Un giro positivo

Ahora, que el mismo Señor de paz les dé su paz en todo momento y en cada situación. (2 Tesalonicenses 3:16 NTV)

¿Quién no se ha sentido decepcionado alguna vez? Nos decepcionamos porque albergamos ciertas expectativas sobre algo o alguien y estas no se cumplen. Cuando eso pasa nos desanimamos, perdemos la confianza y hasta nos encerramos en nosotros mismos. Eso puede llegar a producirnos desdicha, resentimiento, amargura, rabia y a la larga el deterioro de nuestra salud.

Si bien esas reacciones son normales, hay una mejor manera de hacer frente a las desilusiones. Es más, estas no tienen por qué dejarnos destrozados; al contrario, pueden enseñarnos mucho. He aquí cuatro consejos para lidiar con las decepciones:

- Reconocer que las personas no son perfectas ni iguales a ti; que no todos piensan, ni ven, ni encaran las situaciones como lo harías tú. Debes entender y aceptar que los demás no priorizan necesariamente lo mismo que tú.
- Admitir que en la vida hay todo tipo de situaciones y que algunas te van a agradar y otras no.
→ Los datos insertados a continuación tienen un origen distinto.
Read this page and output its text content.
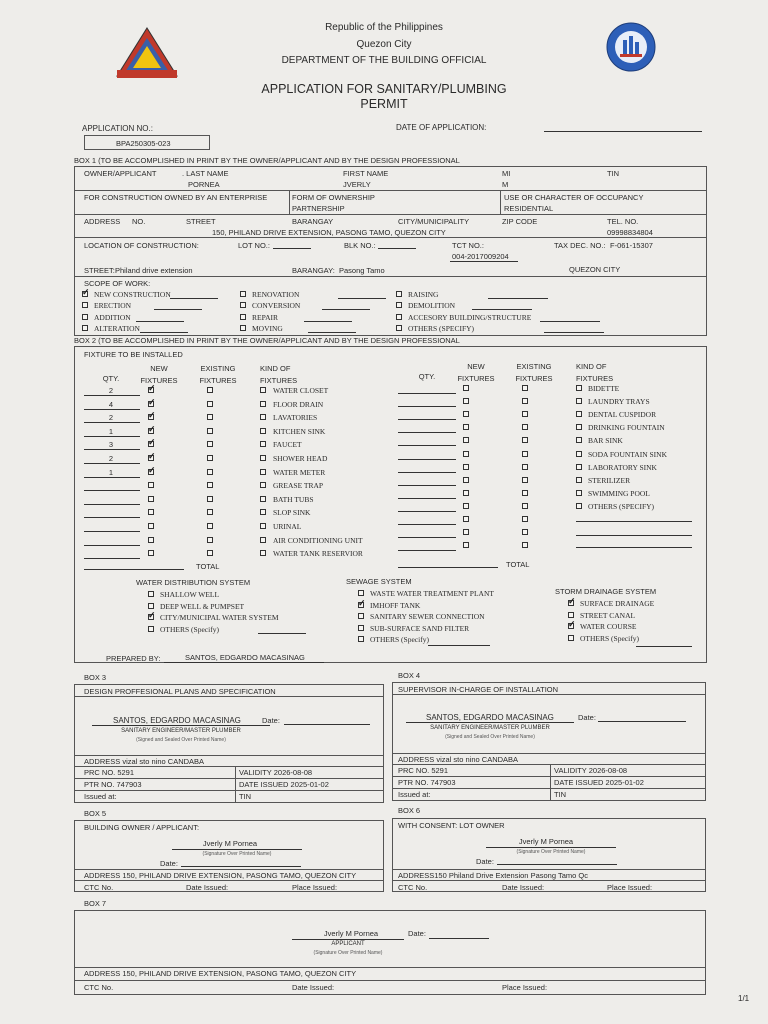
Republic of the Philippines
Quezon City
DEPARTMENT OF THE BUILDING OFFICIAL
APPLICATION FOR SANITARY/PLUMBING
PERMIT
APPLICATION NO.:
BPA250305-023
DATE OF APPLICATION:
BOX 1 (TO BE ACCOMPLISHED IN PRINT BY THE OWNER/APPLICANT AND BY THE DESIGN PROFESSIONAL
OWNER/APPLICANT	. LAST NAME
PORNEA
FIRST NAME
JVERLY
MI
M
TIN
FOR CONSTRUCTION OWNED BY AN ENTERPRISE	FORM OF OWNERSHIP
PARTNERSHIP
USE OR CHARACTER OF OCCUPANCY
RESIDENTIAL
ADDRESS NO.	STREET	BARANGAY	CITY/MUNICIPALITY	ZIP CODE	TEL. NO.
150, PHILAND DRIVE EXTENSION, PASONG TAMO, QUEZON CITY	09998834804
LOCATION OF CONSTRUCTION:	LOT NO.:	BLK NO.:	TCT NO.:
004-2017009204
TAX DEC. NO.: F-061-15307
STREET: Philand drive extension	BARANGAY: Pasong Tamo	QUEZON CITY
SCOPE OF WORK:
✓
NEW CONSTRUCTION
ERECTION
ADDITION
ALTERATION
RENOVATION
CONVERSION
REPAIR
MOVING
RAISING
DEMOLITION
ACCESORY BUILDING/STRUCTURE
OTHERS (SPECIFY)
BOX 2 (TO BE ACCOMPLISHED IN PRINT BY THE OWNER/APPLICANT AND BY THE DESIGN PROFESSIONAL
FIXTURE TO BE INSTALLED
QTY.
NEW FIXTURES
EXISTING FIXTURES
KIND OF FIXTURES	QTY.
NEW FIXTURES
EXISTING FIXTURES
KIND OF FIXTURES
2 ✓	WATER CLOSET
4 ✓	FLOOR DRAIN
2 ✓	LAVATORIES
1 ✓	KITCHEN SINK
3 ✓	FAUCET
2 ✓	SHOWER HEAD
1 ✓	WATER METER
GREASE TRAP
BATH TUBS
SLOP SINK
URINAL
AIR CONDITIONING UNIT
WATER TANK RESERVIOR
BIDETTE
LAUNDRY TRAYS
DENTAL CUSPIDOR
DRINKING FOUNTAIN
BAR SINK
SODA FOUNTAIN SINK
LABORATORY SINK
STERILIZER
SWIMMING POOL
OTHERS (SPECIFY)
TOTAL	TOTAL
WATER DISTRIBUTION SYSTEM	SEWAGE SYSTEM
STORM DRAINAGE SYSTEM
SHALLOW WELL
DEEP WELL & PUMPSET
✓
CITY/MUNICIPAL WATER SYSTEM
OTHERS (Specify)
WASTE WATER TREATMENT PLANT
✓
IMHOFF TANK
SANITARY SEWER CONNECTION
SUB-SURFACE SAND FILTER
OTHERS (Specify)
✓
SURFACE DRAINAGE
STREET CANAL
✓
WATER COURSE
OTHERS (Specify)
PREPARED BY:	SANTOS, EDGARDO MACASINAG
BOX 3
DESIGN PROFFESIONAL PLANS AND SPECIFICATION
SANTOS, EDGARDO MACASINAG	Date:
SANITARY ENGINEER/MASTER PLUMBER
(Signed and Sealed Over Printed Name)
ADDRESS vizal sto nino CANDABA
PRC NO. 5291	VALIDITY 2026-08-08
PTR NO. 747903	DATE ISSUED 2025-01-02
Issued at:	TIN
BOX 4
SUPERVISOR IN-CHARGE OF INSTALLATION
SANTOS, EDGARDO MACASINAG	Date:
SANITARY ENGINEER/MASTER PLUMBER
(Signed and Sealed Over Printed Name)
ADDRESS vizal sto nino CANDABA
PRC NO. 5291	VALIDITY 2026-08-08
PTR NO. 747903	DATE ISSUED 2025-01-02
Issued at:	TIN
BOX 5
BUILDING OWNER / APPLICANT:
Jverly M Pornea
(Signature Over Printed Name)
Date:
ADDRESS 150, PHILAND DRIVE EXTENSION, PASONG TAMO, QUEZON CITY
CTC No.	Date Issued:	Place Issued:
BOX 6
WITH CONSENT: LOT OWNER
Jverly M Pornea
(Signature Over Printed Name)
Date:
ADDRESS150 Philand Drive Extension Pasong Tamo Qc
CTC No.	Date Issued:	Place Issued:
BOX 7
Jverly M Pornea	Date:
APPLICANT
(Signature Over Printed Name)
ADDRESS 150, PHILAND DRIVE EXTENSION, PASONG TAMO, QUEZON CITY
CTC No.	Date Issued:	Place Issued:
1/1
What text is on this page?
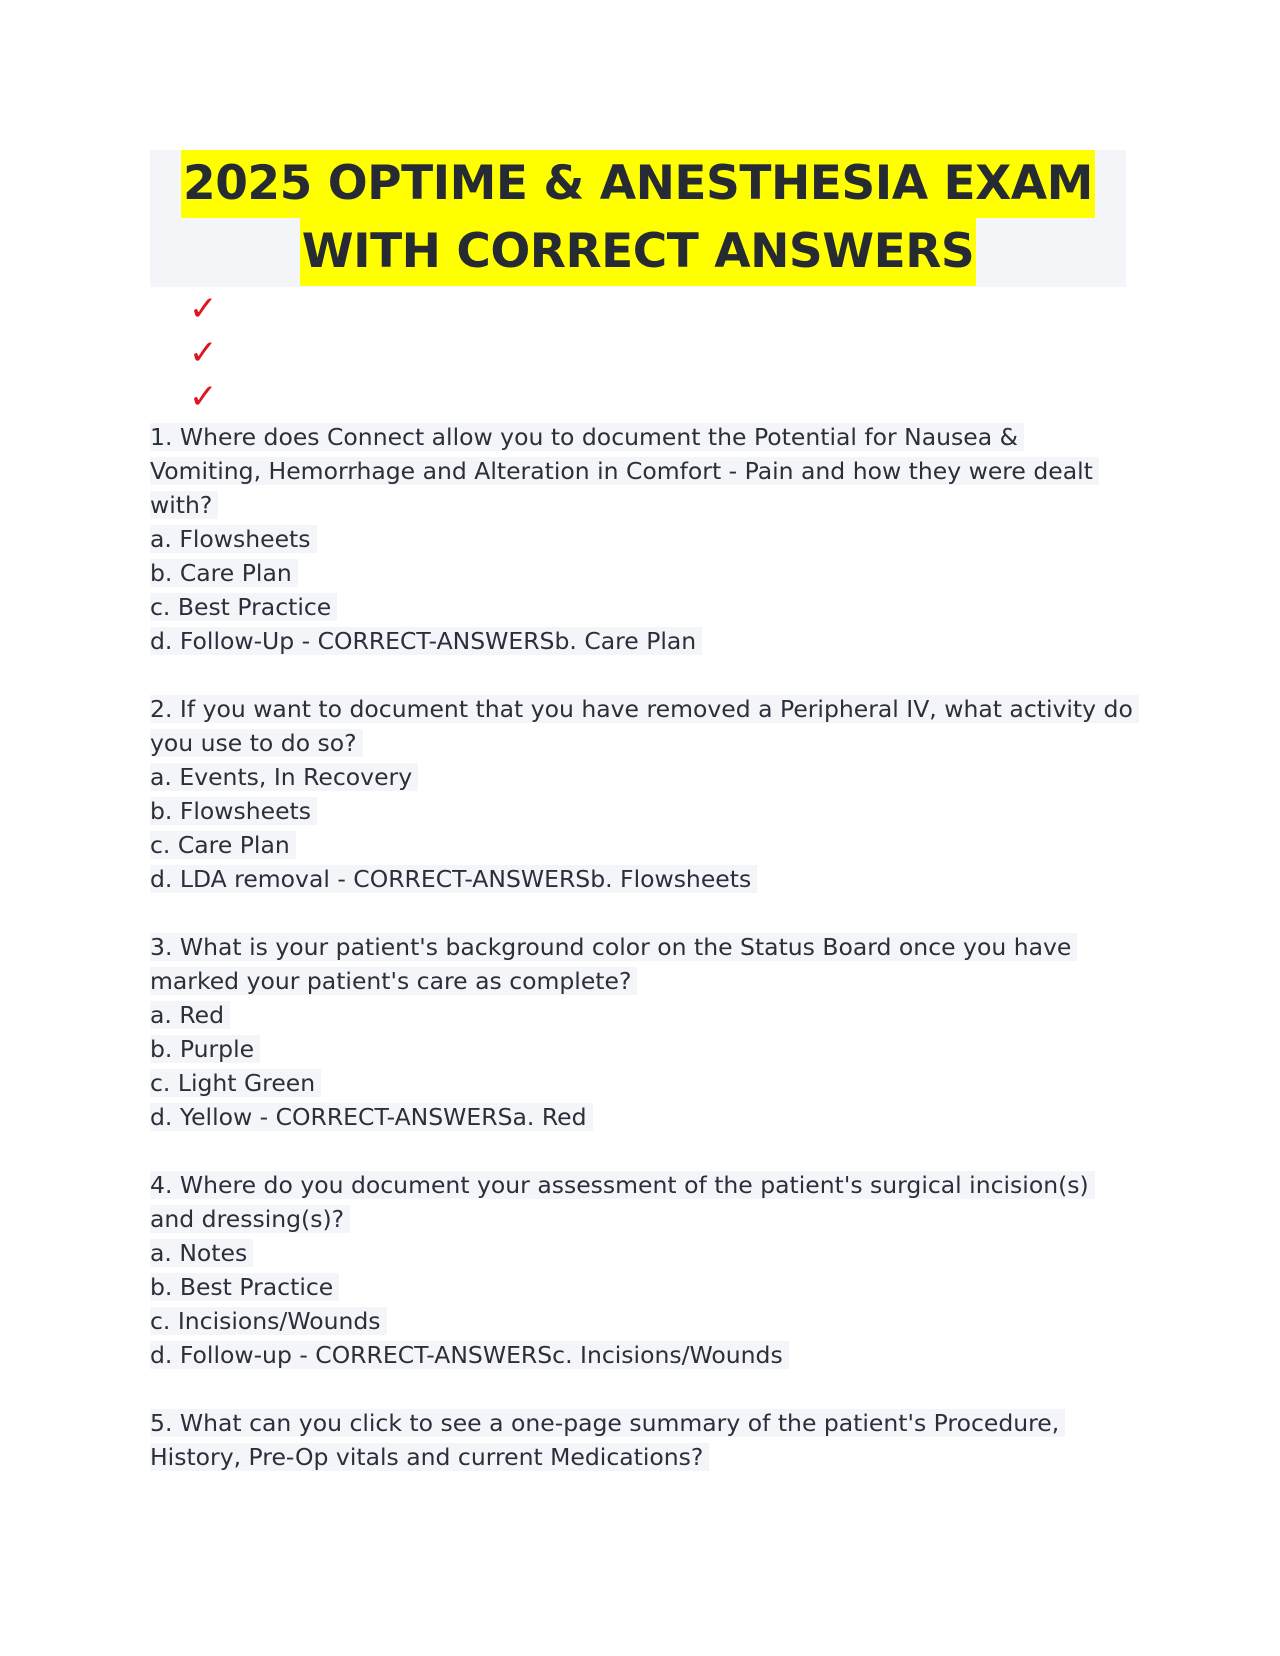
2025 OPTIME & ANESTHESIA EXAM
WITH CORRECT ANSWERS
✓
✓
✓
1. Where does Connect allow you to document the Potential for Nausea &
Vomiting, Hemorrhage and Alteration in Comfort - Pain and how they were dealt
with?
a. Flowsheets
b. Care Plan
c. Best Practice
d. Follow-Up - CORRECT-ANSWERSb. Care Plan
2. If you want to document that you have removed a Peripheral IV, what activity do
you use to do so?
a. Events, In Recovery
b. Flowsheets
c. Care Plan
d. LDA removal - CORRECT-ANSWERSb. Flowsheets
3. What is your patient's background color on the Status Board once you have
marked your patient's care as complete?
a. Red
b. Purple
c. Light Green
d. Yellow - CORRECT-ANSWERSa. Red
4. Where do you document your assessment of the patient's surgical incision(s)
and dressing(s)?
a. Notes
b. Best Practice
c. Incisions/Wounds
d. Follow-up - CORRECT-ANSWERSc. Incisions/Wounds
5. What can you click to see a one-page summary of the patient's Procedure,
History, Pre-Op vitals and current Medications?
La vida no tiene que ser perfecta, plenamente feliz ni exitosa para que valga la pena.
- Aprender a ser flexible ante una situación decepcionante. Una rama seca se parte cuando se le aplica un poco de presión. En cambio, la rama que está verde y llena de vida se dobla y no se rompe.
- Procurar ver el lado positivo de cada situación y preguntarte: «¿Qué puedo aprender de esto? ¿Cómo le puedo sacar provecho?»

Si buscas a Dios en cada circunstancia, puedes dar un giro positivo a un desenlace aparentemente desfavorable. [1]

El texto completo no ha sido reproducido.